America has become a fiercely divided country in which the political and religious right finds little to no common ground with the political and religious left. Both sides shout across the aisle at each other with no interest in joining their voices or their actions for a common good. 

It is in this political and religious context that a growing interfaith movement is rising. Both the Evangelical Lutheran Church in America and the United Church of Christ are a part of it. We join a great cloud of witnesses who have preceded us in these justice-seeking movements: from Sojourner Truth to Dorothy Day, from John Brown to Frederick Douglas, from Elizabeth Cady-Stanton to Rosa Parks, from Martin Luther King, Jr. to Angelou Maya, from rabbi Abraham Joshua Heschel to Mohamed ElBaradei our great religions have produced courageous leaders whose voices and heroic actions have built and sustained justice movements that changed the world and sought unity between divided peoples.  

It is in this tradition that the United Church of Christ seeks to exercise its full capacity as an agent for justice, a voice for freedom, and an advocate for tolerance across all divisions. 

Our current Three Great Loves campaign is an effort to remind our churches that the world and America need our love more than they need our hatred. Because we are all the children of a loving God and Creator, we insist that our own embodiment of love is the pathway to world peace and lasting Shalom. 

Our own Traci Blackmon, one of three elected officers in the United Church of Christ, was a critical voice in the founding of the Black Lives Matter movement. 
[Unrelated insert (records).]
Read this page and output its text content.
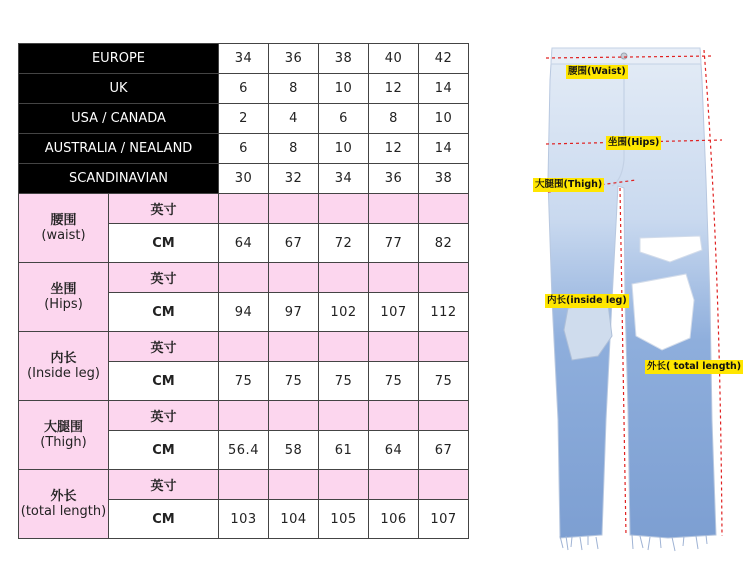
EUROPE		34	36	38	40	42
UK		6	8	10	12	14
USA / CANADA		2	4	6	8	10
AUSTRALIA / NEALAND		6	8	10	12	14
SCANDINAVIAN		30	32	34	36	38

腰围
(waist)	英寸					
	CM	64	67	72	77	82

坐围
(Hips)	英寸					
	CM	94	97	102	107	112

内长
(Inside leg)	英寸					
	CM	75	75	75	75	75

大腿围
(Thigh)	英寸					
	CM	56.4	58	61	64	67

外长
(total length)	英寸					
	CM	103	104	105	106	107
腰围(Waist)
坐围(Hips)
大腿围(Thigh)
内长(inside leg)
外长( total length)
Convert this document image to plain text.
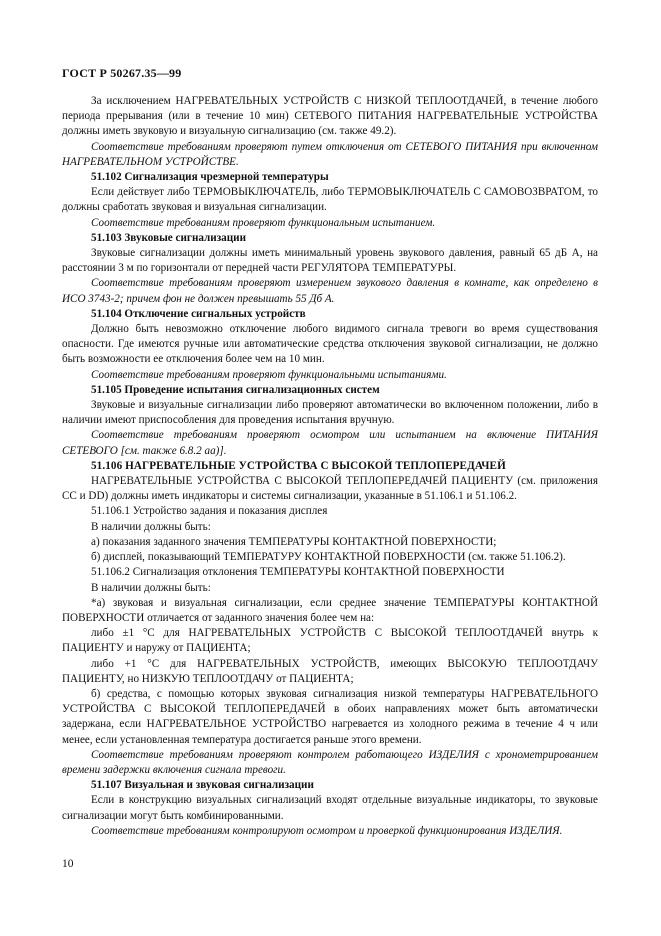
ГОСТ Р 50267.35—99

За исключением НАГРЕВАТЕЛЬНЫХ УСТРОЙСТВ С НИЗКОЙ ТЕПЛООТДАЧЕЙ, в течение любого периода прерывания (или в течение 10 мин) СЕТЕВОГО ПИТАНИЯ НАГРЕВАТЕЛЬНЫЕ УСТРОЙСТВА должны иметь звуковую и визуальную сигнализацию (см. также 49.2).

Соответствие требованиям проверяют путем отключения от СЕТЕВОГО ПИТАНИЯ при включенном НАГРЕВАТЕЛЬНОМ УСТРОЙСТВЕ.

51.102 Сигнализация чрезмерной температуры

Если действует либо ТЕРМОВЫКЛЮЧАТЕЛЬ, либо ТЕРМОВЫКЛЮЧАТЕЛЬ С САМОВОЗВРАТОМ, то должны сработать звуковая и визуальная сигнализации.

Соответствие требованиям проверяют функциональным испытанием.

51.103 Звуковые сигнализации

Звуковые сигнализации должны иметь минимальный уровень звукового давления, равный 65 дБ А, на расстоянии 3 м по горизонтали от передней части РЕГУЛЯТОРА ТЕМПЕРАТУРЫ.

Соответствие требованиям проверяют измерением звукового давления в комнате, как определено в ИСО 3743-2; причем фон не должен превышать 55 Дб А.

51.104 Отключение сигнальных устройств

Должно быть невозможно отключение любого видимого сигнала тревоги во время существования опасности. Где имеются ручные или автоматические средства отключения звуковой сигнализации, не должно быть возможности ее отключения более чем на 10 мин.

Соответствие требованиям проверяют функциональными испытаниями.

51.105 Проведение испытания сигнализационных систем

Звуковые и визуальные сигнализации либо проверяют автоматически во включенном положении, либо в наличии имеют приспособления для проведения испытания вручную.

Соответствие требованиям проверяют осмотром или испытанием на включение ПИТАНИЯ СЕТЕВОГО [см. также 6.8.2 аа)].

51.106 НАГРЕВАТЕЛЬНЫЕ УСТРОЙСТВА С ВЫСОКОЙ ТЕПЛОПЕРЕДАЧЕЙ

НАГРЕВАТЕЛЬНЫЕ УСТРОЙСТВА С ВЫСОКОЙ ТЕПЛОПЕРЕДАЧЕЙ ПАЦИЕНТУ (см. приложения СС и DD) должны иметь индикаторы и системы сигнализации, указанные в 51.106.1 и 51.106.2.

51.106.1 Устройство задания и показания дисплея

В наличии должны быть:

а) показания заданного значения ТЕМПЕРАТУРЫ КОНТАКТНОЙ ПОВЕРХНОСТИ;

б) дисплей, показывающий ТЕМПЕРАТУРУ КОНТАКТНОЙ ПОВЕРХНОСТИ (см. также 51.106.2).

51.106.2 Сигнализация отклонения ТЕМПЕРАТУРЫ КОНТАКТНОЙ ПОВЕРХНОСТИ

В наличии должны быть:

*а) звуковая и визуальная сигнализации, если среднее значение ТЕМПЕРАТУРЫ КОНТАКТНОЙ ПОВЕРХНОСТИ отличается от заданного значения более чем на:

либо ±1 °С для НАГРЕВАТЕЛЬНЫХ УСТРОЙСТВ С ВЫСОКОЙ ТЕПЛООТДАЧЕЙ внутрь к ПАЦИЕНТУ и наружу от ПАЦИЕНТА;

либо +1 °С для НАГРЕВАТЕЛЬНЫХ УСТРОЙСТВ, имеющих ВЫСОКУЮ ТЕПЛООТДАЧУ ПАЦИЕНТУ, но НИЗКУЮ ТЕПЛООТДАЧУ от ПАЦИЕНТА;

б) средства, с помощью которых звуковая сигнализация низкой температуры НАГРЕВАТЕЛЬНОГО УСТРОЙСТВА С ВЫСОКОЙ ТЕПЛОПЕРЕДАЧЕЙ в обоих направлениях может быть автоматически задержана, если НАГРЕВАТЕЛЬНОЕ УСТРОЙСТВО нагревается из холодного режима в течение 4 ч или менее, если установленная температура достигается раньше этого времени.

Соответствие требованиям проверяют контролем работающего ИЗДЕЛИЯ с хронометрированием времени задержки включения сигнала тревоги.

51.107 Визуальная и звуковая сигнализации

Если в конструкцию визуальных сигнализаций входят отдельные визуальные индикаторы, то звуковые сигнализации могут быть комбинированными.

Соответствие требованиям контролируют осмотром и проверкой функционирования ИЗДЕЛИЯ.

10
Our own Karen Georgia Thompson, from whom you heard earlier today, has inaugurated a global movement of Multiple Belongings, exploring how religions can adapt new liturgies and theologies to more adequately accommodate families and households that are fast becoming more interfaith.  
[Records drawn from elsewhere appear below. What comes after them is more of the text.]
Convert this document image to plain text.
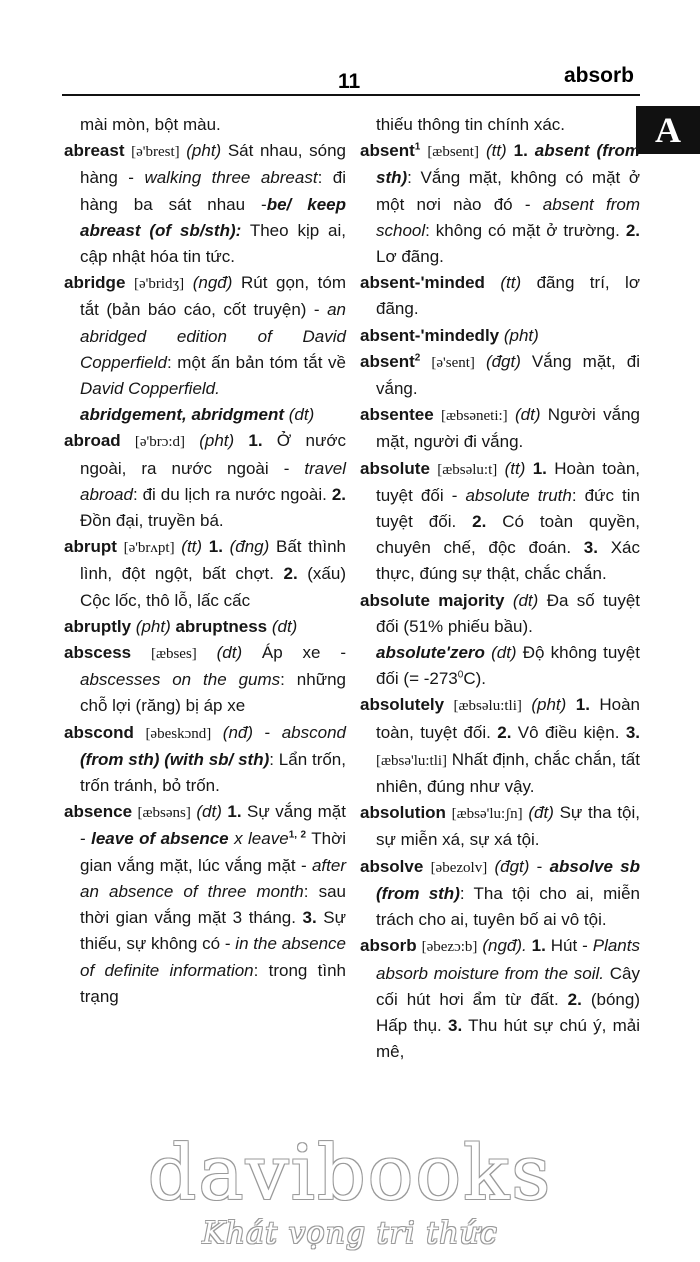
11	absorb
A

mài mòn, bột màu.

abreast [ə'brest] (pht) Sát nhau, sóng hàng - walking three abreast: đi hàng ba sát nhau -be/ keep abreast (of sb/sth): Theo kịp ai, cập nhật hóa tin tức.

abridge [ə'bridʒ] (ngđ) Rút gọn, tóm tắt (bản báo cáo, cốt truyện) - an abridged edition of David Copperfield: một ấn bản tóm tắt về David Copperfield.
abridgement, abridgment (dt)

abroad [ə'brɔ:d] (pht) 1. Ở nước ngoài, ra nước ngoài - travel abroad: đi du lịch ra nước ngoài. 2. Đồn đại, truyền bá.

abrupt [ə'brʌpt] (tt) 1. (đng) Bất thình lình, đột ngột, bất chợt. 2. (xấu) Cộc lốc, thô lỗ, lấc cấc

abruptly (pht) abruptness (dt)

abscess [æbses] (dt) Áp xe - abscesses on the gums: những chỗ lợi (răng) bị áp xe

abscond [əbeskɔnd] (nđ) - abscond (from sth) (with sb/ sth): Lẩn trốn, trốn tránh, bỏ trốn.

absence [æbsəns] (dt) 1. Sự vắng mặt - leave of absence x leave$^{1, 2}$ Thời gian vắng mặt, lúc vắng mặt - after an absence of three month: sau thời gian vắng mặt 3 tháng. 3. Sự thiếu, sự không có - in the absence of definite information: trong tình trạng

thiếu thông tin chính xác.

absent$^1$ [æbsent] (tt) 1. absent (from sth): Vắng mặt, không có mặt ở một nơi nào đó - absent from school: không có mặt ở trường. 2. Lơ đãng.

absent-'minded (tt) đãng trí, lơ đãng.

absent-'mindedly (pht)

absent$^2$ [ə'sent] (đgt) Vắng mặt, đi vắng.

absentee [æbsəneti:] (dt) Người vắng mặt, người đi vắng.

absolute [æbsəlu:t] (tt) 1. Hoàn toàn, tuyệt đối - absolute truth: đức tin tuyệt đối. 2. Có toàn quyền, chuyên chế, độc đoán. 3. Xác thực, đúng sự thật, chắc chắn.

absolute majority (dt) Đa số tuyệt đối (51% phiếu bầu).
absolute'zero (dt) Độ không tuyệt đối (= $-273^0C$).

absolutely [æbsəlu:tli] (pht) 1. Hoàn toàn, tuyệt đối. 2. Vô điều kiện. 3. [æbsə'lu:tli] Nhất định, chắc chắn, tất nhiên, đúng như vậy.

absolution [æbsə'lu:ʃn] (đt) Sự tha tội, sự miễn xá, sự xá tội.

absolve [əbezolv] (đgt) - absolve sb (from sth): Tha tội cho ai, miễn trách cho ai, tuyên bố ai vô tội.

absorb [əbezɔ:b] (ngđ). 1. Hút - Plants absorb moisture from the soil. Cây cối hút hơi ẩm từ đất. 2. (bóng) Hấp thụ. 3. Thu hút sự chú ý, mải mê,

davibooks
Khát vọng tri thức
Last week in Washington, D.C. we released the third edition of a document on Environmental Racism. Entitled “Breath to the People: Sacred Air and Toxic Pollution,” it also lists the 100 most toxic super polluters.

We have circulated a curriculum inviting our churches to identify and eradicate white Privilege, along with two additional curricula on holding sacred conversations to end racism. 

We believe that we are called by God to free the oppressed, preach good news to the poor, bind up the broken-hearted, and release to the captives. We believe that until justice rolls down like waters and righteousness like an ever-flowing stream, our work is not finished.  

We follow in the footsteps of prophets who have come before us and who sought justice for all. Our mission is to love all, welcome all, and seek justice for all; our vision is to build a just world for all. Our hope is that in these commitments, love will bring us together as an antidote to the politics of division, fear, and hatred.

Today America, in spite of what it promises, is less a land of freedom for all than an emerging cauldron of intolerance and injustice. In such a time as this, people of faith like the ELCA and the UCC churches unite with ecumenical and interfaith partners in a collective effort to secure the peace and prosperity promised to all by our beloved Creator; anything less than that would be an abandonment of our sacred duty.